Dr. Lario’s work integrates symbolic reasoning, ontologies, graph technologies, machine learning, and enterprise architecture principles to create scalable and governable systems capable of supporting real-world healthcare modernization initiatives.
He holds a Ph.D. in Biomedical Informatics from the University of Utah, where his research focused on the representation of clinical knowledge, an MBA from the Wharton School of the University of Pennsylvania, and a master’s degree in Systems Engineering from the University of Pennsylvania School of Engineering and Applied Science.
A founding contributor to BPM+ Health and an active participant in HL7 and OMG standards initiatives, Dr. Lario brings a practical, standards-oriented perspective to evaluating AI innovation. His work emphasizes explainability, interoperability, governance, traceability, clinical usefulness, and the responsible deployment of AI-enabled solutions in operational healthcare environments.
Dr. Hsiu An Lee is the Vice President of R&D at Taiwan Health and Bio DataBank Technology Inc. (THBC) and General Secretary of the Asia-Pacific Association for Medical Informatics (APAMI). He specializes in HL7 FHIR interoperability, healthcare AI, biomedical data integration, and digital health transformation. Dr. Lee has led multiple national-scale healthcare informatics and FHIR implementation projects in Taiwan, including smart hospital, genomics, and real-world data initiatives. He is actively involved in international health informatics collaborations and serves as a reviewer, advisor, and speaker in the fields of healthcare interoperability and AI applications.

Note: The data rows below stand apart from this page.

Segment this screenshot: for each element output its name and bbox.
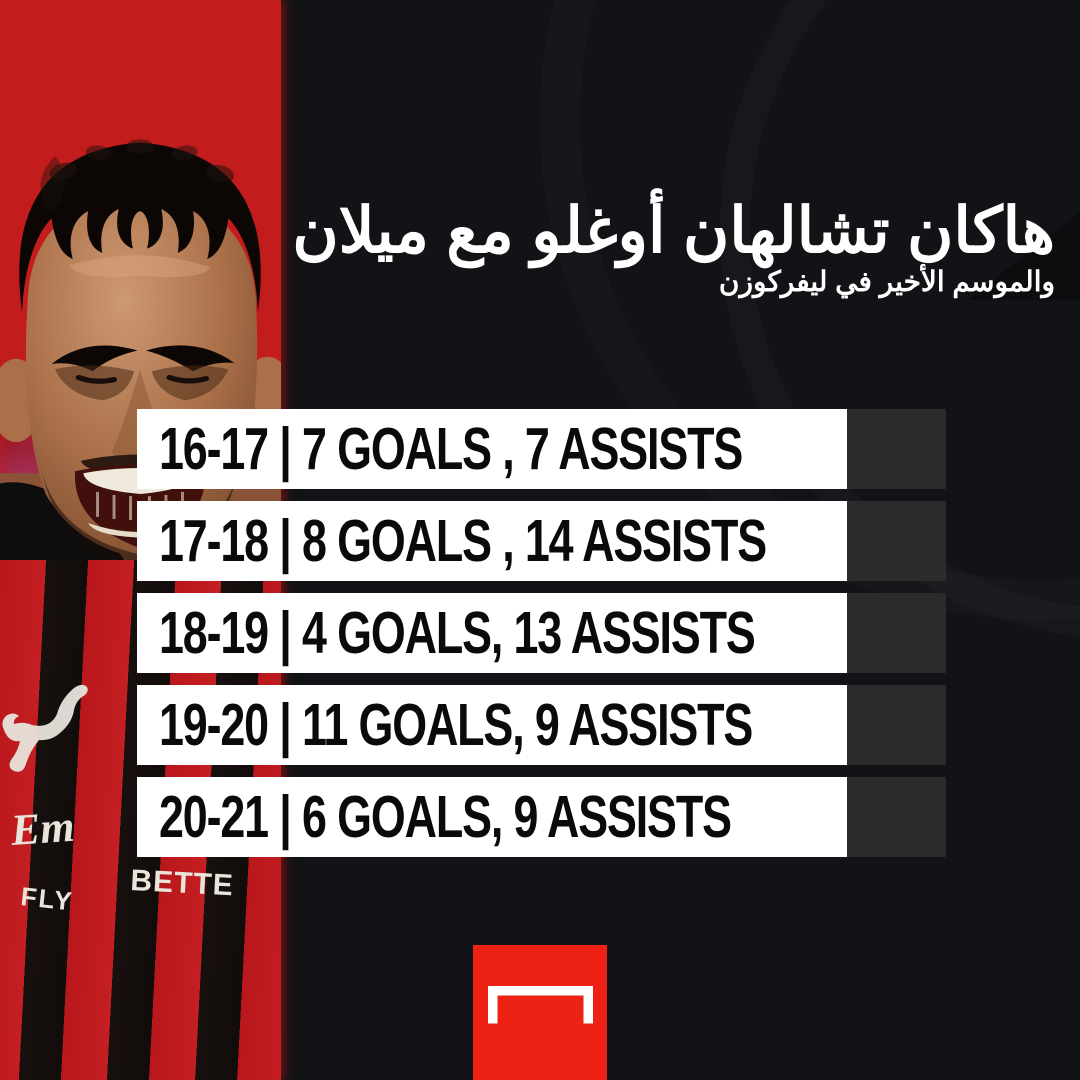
svg-text:BETTE: BETTE [130, 864, 235, 902]
svg-text:Em: Em [8, 802, 76, 855]
svg-text:FLY: FLY [19, 881, 75, 916]
svg-text:TM: TM [569, 1004, 578, 1011]
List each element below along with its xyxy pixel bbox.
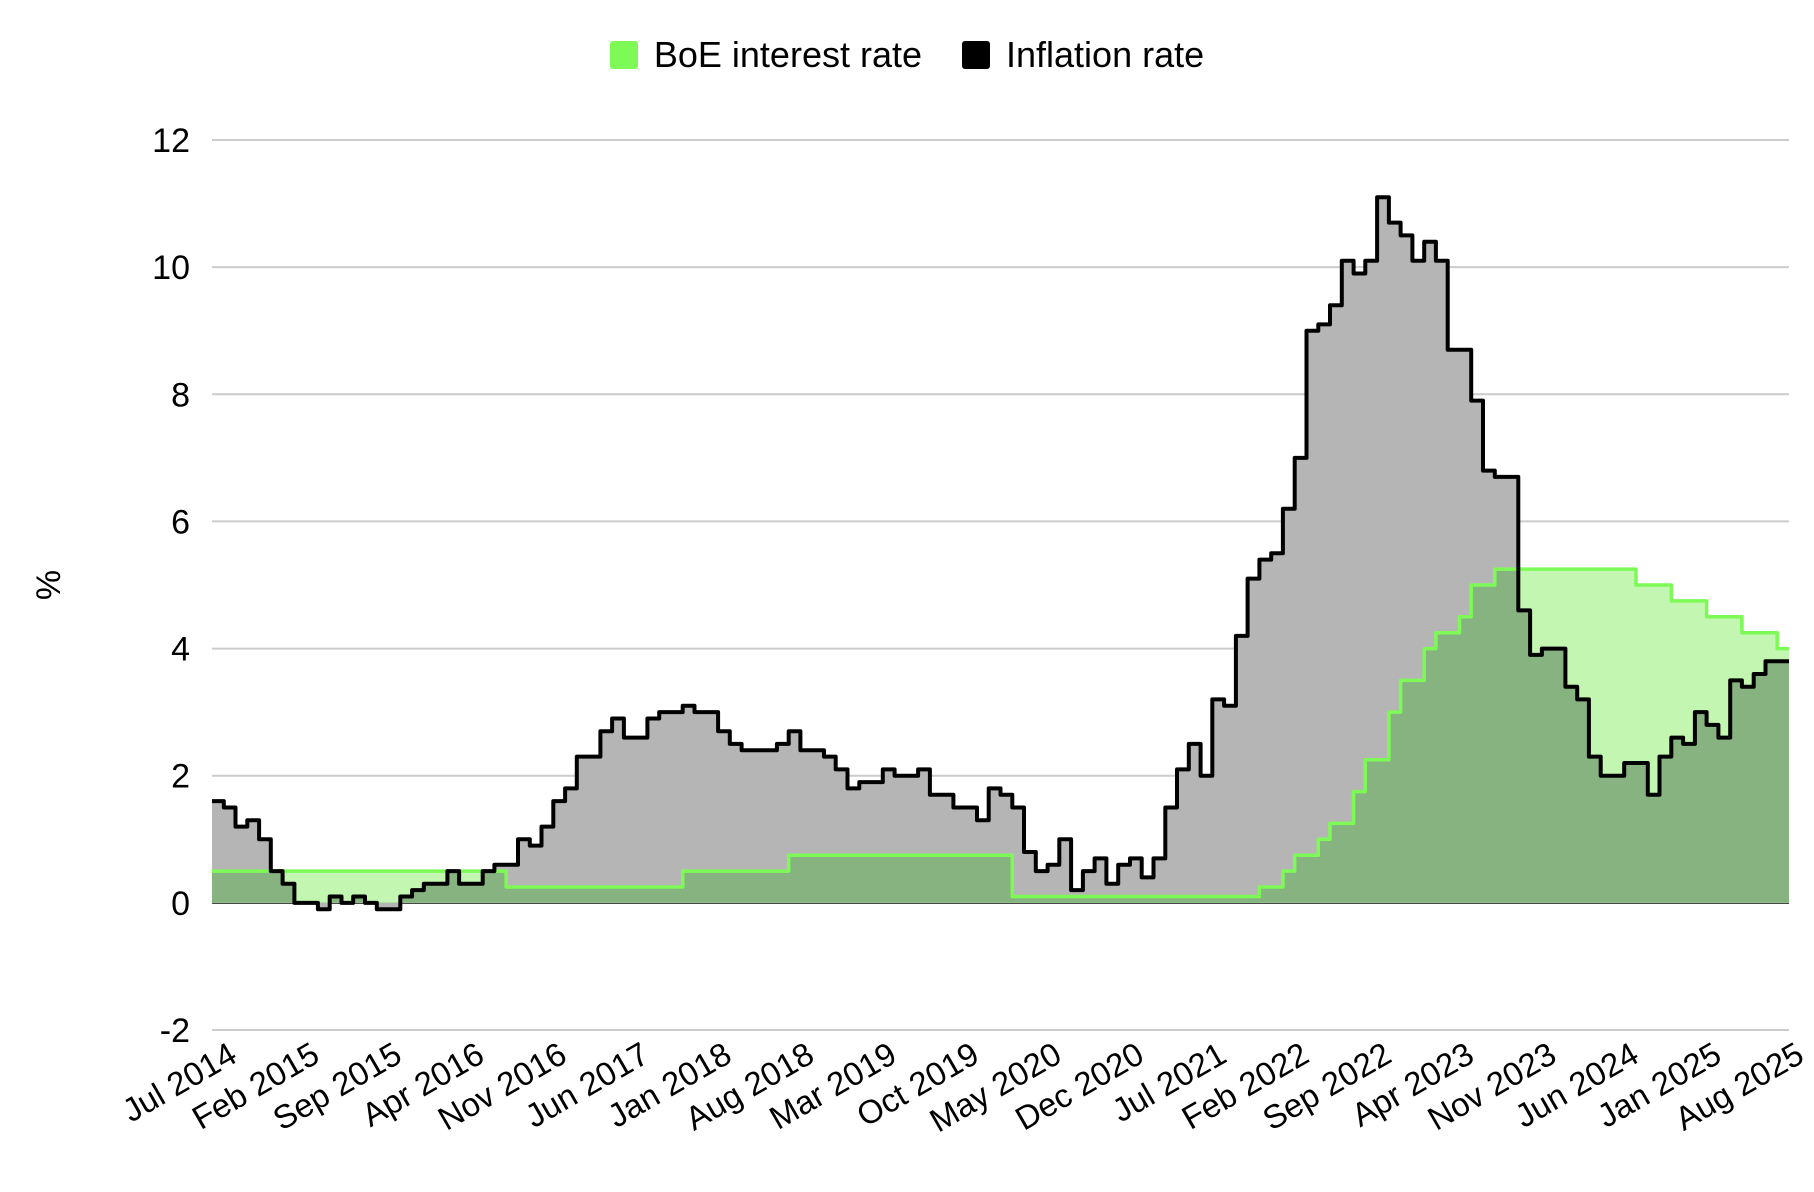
legend-item-interest-rate[interactable]: BoE interest rate	[609, 34, 922, 76]
legend-label-inflation-rate: Inflation rate	[1006, 34, 1205, 75]
y-tick-label-4: 4	[171, 631, 190, 669]
interest-rate-line[interactable]	[212, 567, 1789, 899]
series-lines	[212, 195, 1789, 912]
inflation-rate-line[interactable]	[212, 195, 1789, 912]
legend-item-inflation-rate[interactable]: Inflation rate	[962, 34, 1204, 76]
area-fills	[212, 197, 1789, 910]
y-tick-label-10: 10	[152, 249, 190, 287]
legend-swatch-interest-rate	[609, 41, 638, 69]
y-tick-label-0: 0	[171, 885, 190, 923]
y-tick-label-6: 6	[171, 503, 190, 541]
legend-label-interest-rate: BoE interest rate	[653, 34, 922, 75]
overlap-area-fill	[212, 569, 1789, 903]
y-axis-title: %	[30, 570, 68, 600]
legend-swatch-inflation-rate	[962, 41, 990, 69]
chart-legend: BoE interest rate Inflation rate	[0, 34, 1814, 76]
y-tick-label-8: 8	[171, 376, 190, 414]
y-tick-label--2: -2	[160, 1012, 190, 1050]
y-tick-label-12: 12	[152, 122, 190, 160]
y-tick-label-2: 2	[171, 758, 190, 796]
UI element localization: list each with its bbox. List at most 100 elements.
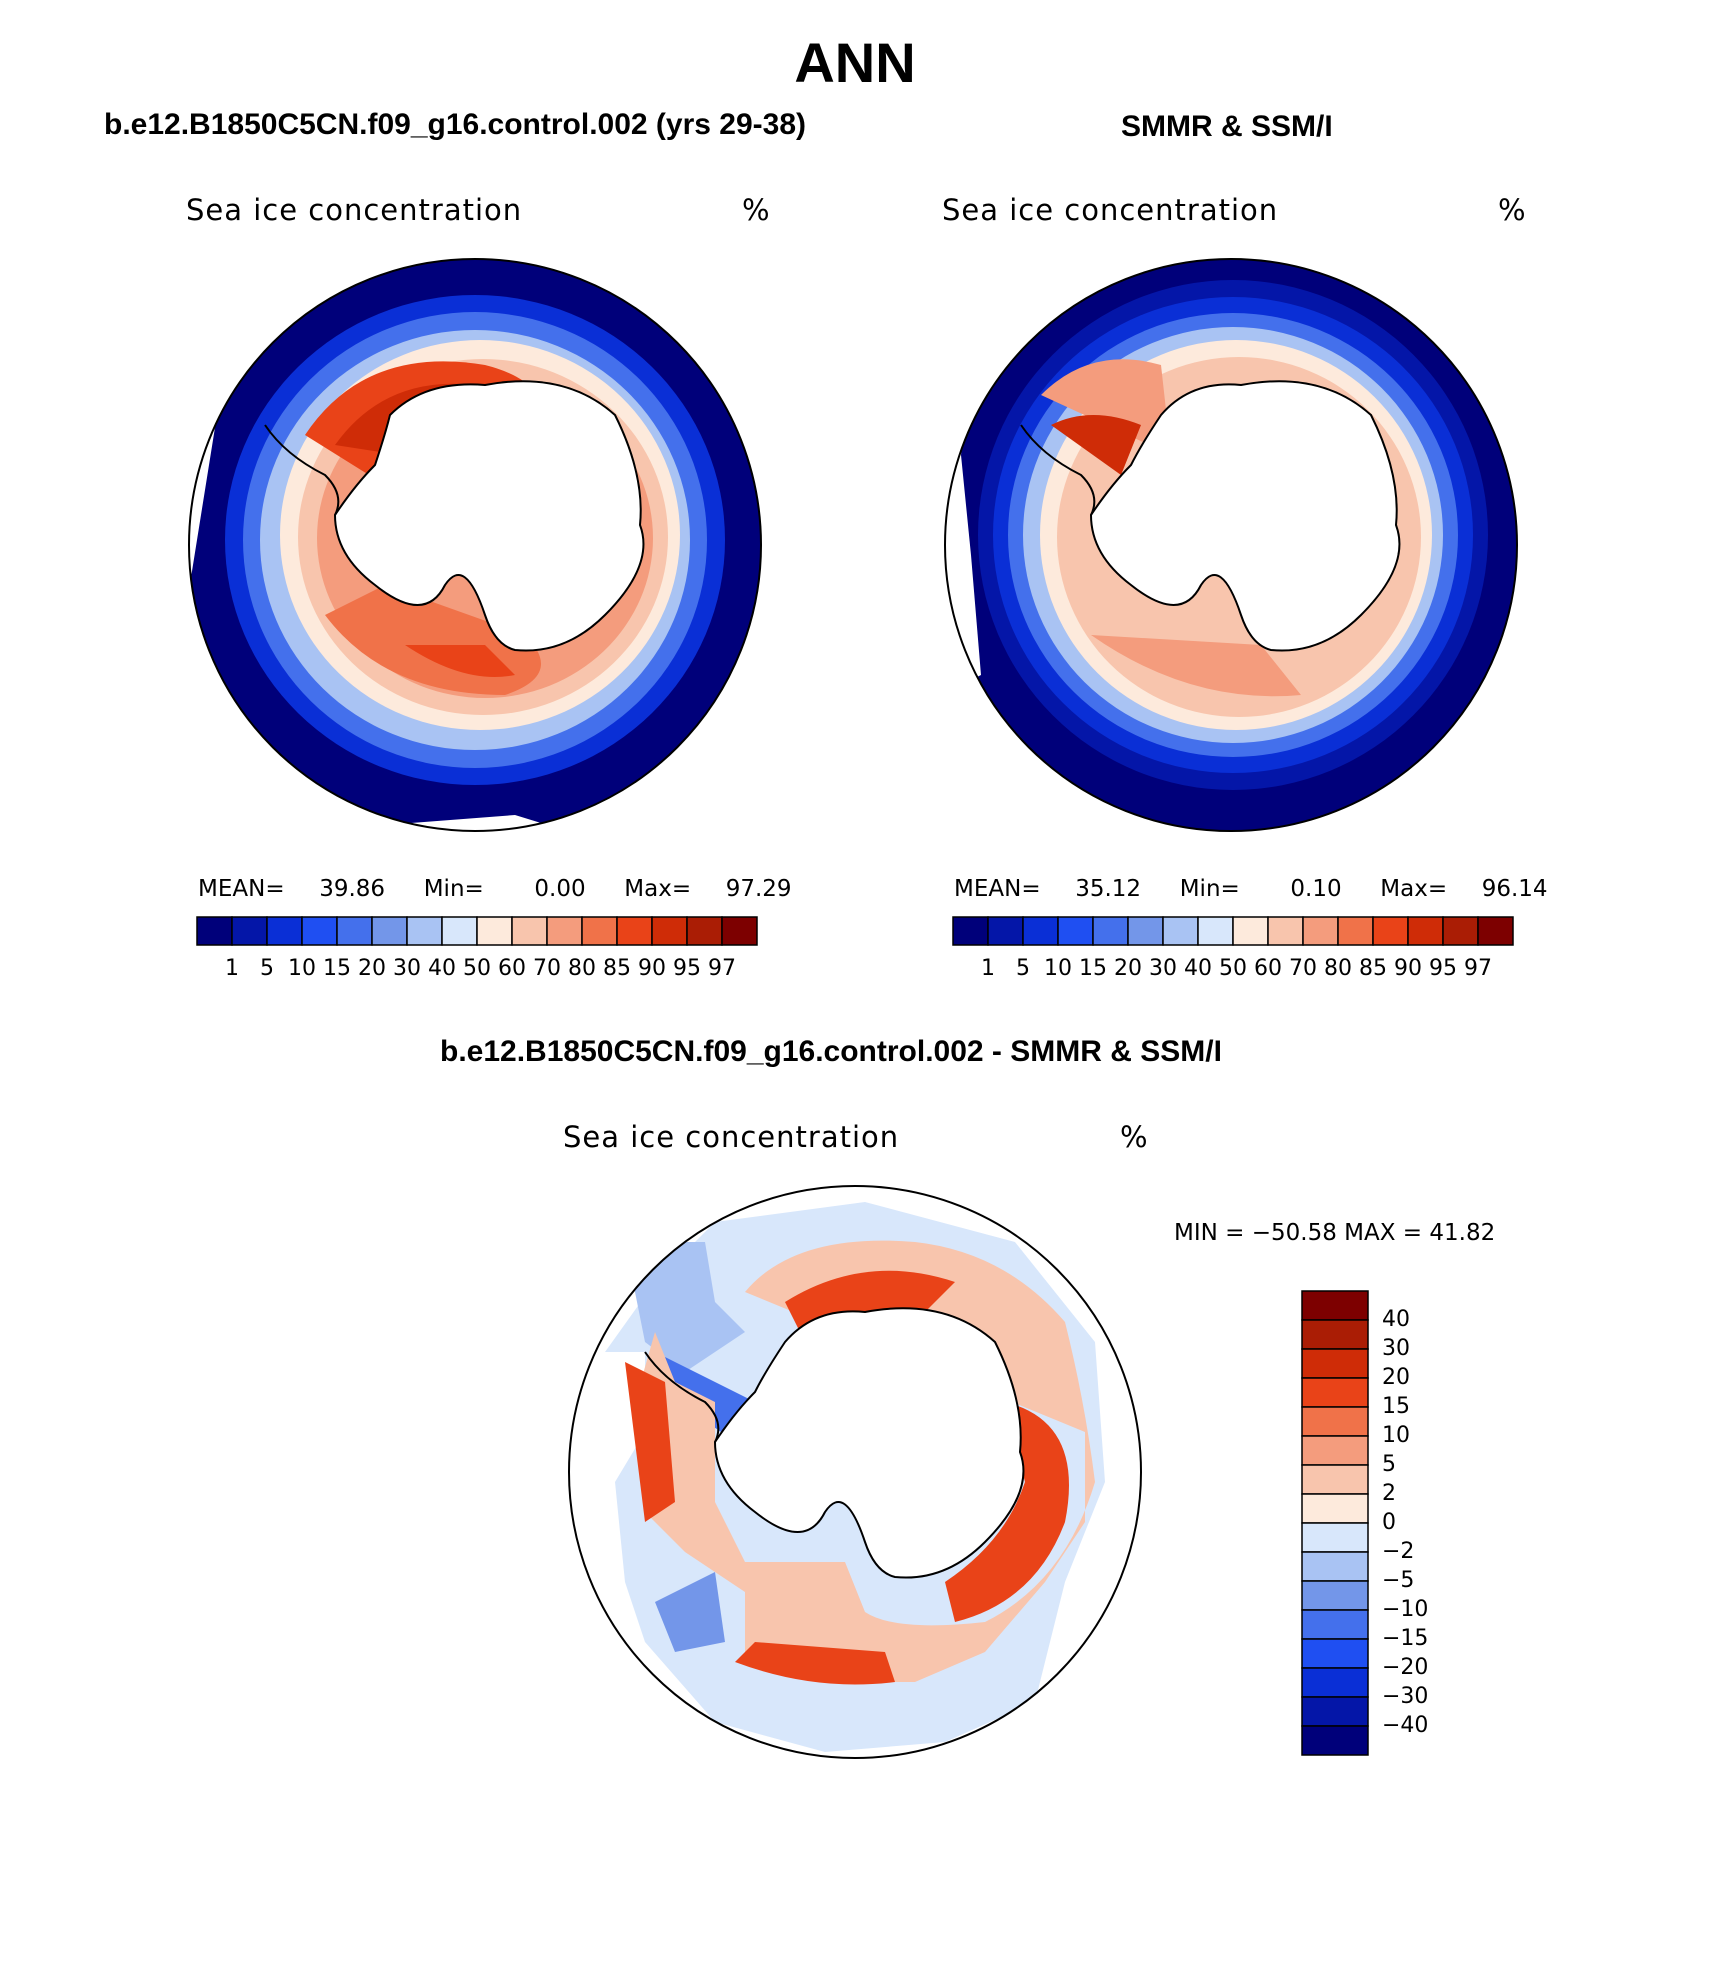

Josh led development of the SMART on FHIR specification (the basis for US Patient Access API capabilities that every certified EHR must support) and the SMART Health Cards specification (used by nationwide pharmacies, state public health departments, and EHRs to issue verifiable records of COVID-19 vaccination status). Josh also launched the Clinical Decision Support Hooks project, supporting integration of external decision support services within the clinical workflow. As a member of the national Health IT Standards Committee, Josh showed a special interest in tools and interfaces that support software developers who are new to the health domain.